Section: New Results
Comparison between multi-task and single-task oracle risks in kernel ridge regression
Participant : Matthieu Solnon [correspondent] .
In [35] we study multi-task kernel ridge regression and try to understand when the multi-task procedure performs better than the single-task one, in terms of averaged quadratic risk. In order to do so, we compare the risks of the estimators with perfect calibration, the oracle risk. We are able to give explicit settings, favorable to the multi-task procedure, where the multi-task oracle performs better than the single-task one. In situations where the multi-task procedure is conjectured to perform badly, we also show the oracle does so. We then complete our study with simulated examples, where we can compare both oracle risks in more natural situations. A consequence of our result is that the multi-task ridge estimator has a lower risk than any single-task estimator, in favorable situations.
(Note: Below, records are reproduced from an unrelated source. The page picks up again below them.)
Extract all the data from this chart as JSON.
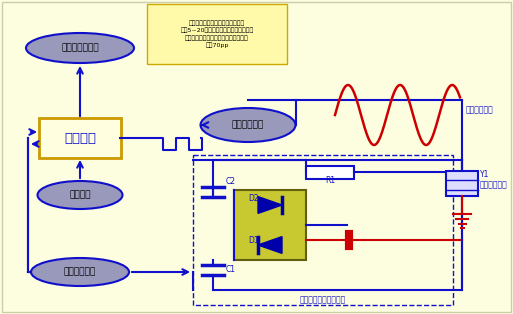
{
  "bg_color": "#FDFDE0",
  "blue": "#1010CC",
  "dark_blue": "#0000AA",
  "red": "#CC0000",
  "gold": "#CC9900",
  "light_gray": "#9999BB",
  "diode_fill": "#C8C830",
  "diode_border": "#606010",
  "ann_bg": "#FFFAAA",
  "ann_border": "#CCAA00",
  "ctrl_fill": "#FFFFE0",
  "label_control": "控制中心",
  "label_display": "显示或输出电路",
  "label_power": "电源电路",
  "label_receive": "接收放大电路",
  "label_pulse": "脉冲放大电路",
  "label_transducer": "超声波换能器",
  "label_circuit": "收发一体探头隔离电路",
  "label_high_pulse": "产生高压脉冲",
  "label_R1": "R1",
  "label_C1": "C1",
  "label_C2": "C2",
  "label_D1": "D1",
  "label_D2": "D2",
  "label_Y1": "Y1",
  "ann_text_line1": "根据换能器的频率和实际工作需求",
  "ann_text_line2": "产生5~20个周期的脉冲信号，信号的频",
  "ann_text_line3": "率必须与换能器的频率相符，信号的幅",
  "ann_text_line4": "度为70pp"
}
Increasing the sample size is the most common way to improve the performance of statistical estimators. In some cases (see, for instance, the experiments of [56] on customer data analysis or those of [63] on molecule binding problems), having access to some new data may be impossible, often due to experimental limitations. One way to circumvent those constraints is to use datasets from several related (and, hopefully, “similar”) problems, as if it gave additional (in some sense) observations on the initial problem. The statistical methods using this heuristic are called “multi-task” techniques, as opposed to “single-task” techniques, where every problem is treated one at a time. In this paper, we study kernel ridge regression in a multi-task framework and try to understand when multi-task can improve over single-task.
The first trace of a multi-task estimator can be found in the work of [88] . In this article, Charles Stein showed that the usual maximum-likelihood estimator of the mean of a Gaussian vector (of dimension larger than 3, every dimension representing here a task) is not admissible—that is, there exists another estimator that has a lower risk for every parameter. He showed the existence of an estimator that uniformly attains a lower quadratic risk by shrinking the estimators along the different dimensions towards an arbitrary point. An explicit form of such an estimator was given by [64] , yielding the famous James-Stein estimator. This phenomenon, now known as the “Stein's paradox”, was widely studied in the following years and the behaviour of this estimator was confirmed by empirical studies, in particular the one from [55] . This first example clearly shows the goals of the multi-task procedure: an advantage is gained by borrowing information from different tasks (here, by shrinking the estimators along the different dimensions towards a common point), the improvement being scored by the global (averaged) squared risk. Therefore, this procedure does not guarantee individual gains on every task, but a global improvement on the sum of those task-wise risks.
We consider different regression tasks, a framework we refer to as “multi-task” regression, and where the performance of the estimators is measured by the fixed-design quadratic risk. Kernel ridge regression is a classical framework to work with and comes with a natural norm, which often has desirable properties (such as, for instance, links with regularity). This norm is also a natural “similarity measure” between the regression functions. [56] showed how to extend kernel ridge regression to a multi-task setting, by adding a regularization term that binds the regression functions along the different tasks together. One of the main questions that is asked is to assert whether the multi-task estimator has a lower risk than any single-task estimator. It was recently proved by [86] that a fully data-driven calibration of this procedure is possible, given some assumptions on the set of matrices used to regularize—which correspond to prior knowledge on the tasks. Under those assumptions, the estimator is showed to verify an oracle inequality, that is, its risk matches (up to constants) the best possible one, the oracle risk. Thus, it suffices to compare the oracle risks for the multi-task procedure and the single-task one to provide an answer to this question.
We study the oracle multi-task risk and compare it to the oracle single-task risk. We then find situations where the multi-task oracle is proved to have a lower risk than the single-task oracle. This allows us to better understand which situation favors the multi-task procedure and which does not. After having defined our model, we write down the risk of a general multi-task ridge estimator and see that it admits a convenient decomposition using two key elements: the mean of the tasks and the resulting variance. This decomposition allows us to optimize this risk and get a precise estimation of the oracle risk, in settings where the ridge estimator is known to be minimax optimal. We then explore several repartitions of the tasks that give the latter multi-task rates, study their single-task oracle risk and compare it to their respective multi-task rates. This allows us to discriminate several situations, depending whether the multi-task oracle either outperforms its single-task counterpart, underperforms it or whether both behave similarly. We also show that, in the cases favorable to the multi-task oracle detailed in the previous sections, the estimator proposed by [86] behaves accordingly and achieves a lower risk than the single-task oracle. We finally study settings where we can no longer explicitly study the oracle risk, by running simulations, and we show that the multi-task oracle continues to retain the same virtues and disadvantages as before.